В городе циркулируют слухи о деле Воробейчик. В вину покойного ныне артиста Моисеенко никто из народа не верит. Меня обвиняют в предвзятом отношении к еврейской нации и в замятии следствия. Словом, констатируют, что дело темное. А когда Малка Цвинтар поделилась с соседями насчет моего прихода и знакомства с Евой Воробейчик, Малке Цвинтар заметили, что от меня никто другого и не ждал, потому что я лично начатое следствие искусственно прикончил и теперь намерен заткнуть рот именно Еве Воробейчик как ближайшей наследнице Лилии.
Тут я Лаевскую буквально поймал за язык.
Говорю:
— И когда ж это старуха Цвинтарша разносила дурницы по людям, в какой день? Вчера, позавчера? Или когда? Вы подумайте, Полина Львовна. На слухи время надо. Слухи — не малые дети, в секунду не нарождаются.
Лаевская выпалила:
— Не знаю, но Малка делилась с людьми. А люди с ней. Рот не зашьешь.
А с кем Малка могла делиться в больших масштабах? Она ж в городе новая. Другое дело — Лаевская.
— Я вам ответственно заявляю, Полина Львовна. Авторша этих слухов — вы и есть. И не к вам Цвинтарша ходила туда-сюда. А вы к ней сами прибегали по сто раз за один день. И уже потом от себя растаскивали разные глупости по городу. Смотрите мне в глаза своими глазами! В полу ничего нету. И на потолке нету. В глаза мне смотрите, пожалуйста, пока я по-хорошему прошу!

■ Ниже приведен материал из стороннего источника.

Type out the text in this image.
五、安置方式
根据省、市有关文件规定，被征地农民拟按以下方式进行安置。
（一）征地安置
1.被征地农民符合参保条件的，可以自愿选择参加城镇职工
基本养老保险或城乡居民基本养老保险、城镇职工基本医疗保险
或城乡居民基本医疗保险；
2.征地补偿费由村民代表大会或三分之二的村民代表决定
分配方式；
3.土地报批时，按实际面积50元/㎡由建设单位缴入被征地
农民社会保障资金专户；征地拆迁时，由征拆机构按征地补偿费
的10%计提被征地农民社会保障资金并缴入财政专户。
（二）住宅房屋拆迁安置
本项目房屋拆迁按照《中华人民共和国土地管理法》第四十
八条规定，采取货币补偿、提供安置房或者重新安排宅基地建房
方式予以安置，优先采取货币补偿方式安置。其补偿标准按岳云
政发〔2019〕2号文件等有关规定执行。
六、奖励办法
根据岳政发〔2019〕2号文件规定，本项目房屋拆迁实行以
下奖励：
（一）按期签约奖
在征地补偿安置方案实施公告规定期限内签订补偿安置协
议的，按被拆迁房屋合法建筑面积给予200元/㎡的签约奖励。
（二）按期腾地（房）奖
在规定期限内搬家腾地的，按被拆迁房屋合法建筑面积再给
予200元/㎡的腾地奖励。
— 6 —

Лаевская злобно посмотрела на меня в общих чертах, не в глаза, конечно, на глаза у нее смелости не хватило:
— Знаете что, Михаил Иванович… Вы ко мне в белой рубашечке пожаловали. И без пистолета. Так я вам потому скажу, что вы не все знаете и можете вывести не все на чистую воду.
— Ну и какая там у вас вода, Полина Львовна? Покажите! Ну, покажите!
Я терял терпение. Не потому что какая-то белькастая молодящаяся баба ко мне жирными ляжками прижималась, а потому что мне стало обидно. Я не щадил своей жизни. А она вроде смотрела сверху и видела.
— Михаил Иванович, дело ж Лилечкино закрыто на замочек, правильно?
— Ну.
— Ну и. А ключик у кого?
— Ваши еврейские загадки я открывать не намерен. Не за то я кровь проливал. И сейчас ради вас рискую.
Тут Полина Львовна меня схватила за руку и прямо в глаза прошипела, и дух от ее шипения шел похожий на духи «Красная Москва», но сильно прогорклые:
— Вы в городе сколько? Ну, пять лет. Самое ж большое. А дело не в сроках. Я тут тоже недавно. Только вы, Михаил Иванович, только когда вас работа заставляет, с людьми разговариваете. А я по собственной воле все знаю, всех знаю. И это не вы мне одолжение делаете, что за руку хватаете. Это я вам могу одолжение сделать, а могу и нет. Неважно, кто и что разговаривает, важно, что про вас лично. И личная картина у вас плохая. Можно и в партком сообщить. И дальше пойти.
Я ничего не понял. Может, она духов тех напилась и стала от них пьяная. После их прогорклой вишневки всего ждать можно. Нет. Трезвая. Если б наша баба, я б еще сомневался. Я евреев знаю! Мужик еще так-сяк. А бабы тем более не пьют.
В дверь постучали.
Пришла клиентка с материей.
Полина Львовна красиво разложила отрез на столе, потрясла крепдешином перед моими глазами — пустила волной.
Говорит:
— А ваша жена, Любовь Герасимовна, не собирается еще платьице себе пошить? Так если соберется, прошу ко мне. У меня все ее мерочки записаные. Она говорила, вам сильно нравится, что я ей пошила. Зимнее, шерстяное, терракот. Она у вас бледненькая, а терракот подрумянивает. Я ей посоветовала. Спасибо, что зашли должок передать. Привет супруге. И дочечке. Дочечку поцелуйте за меня, лялечку золотую вашу. Ага.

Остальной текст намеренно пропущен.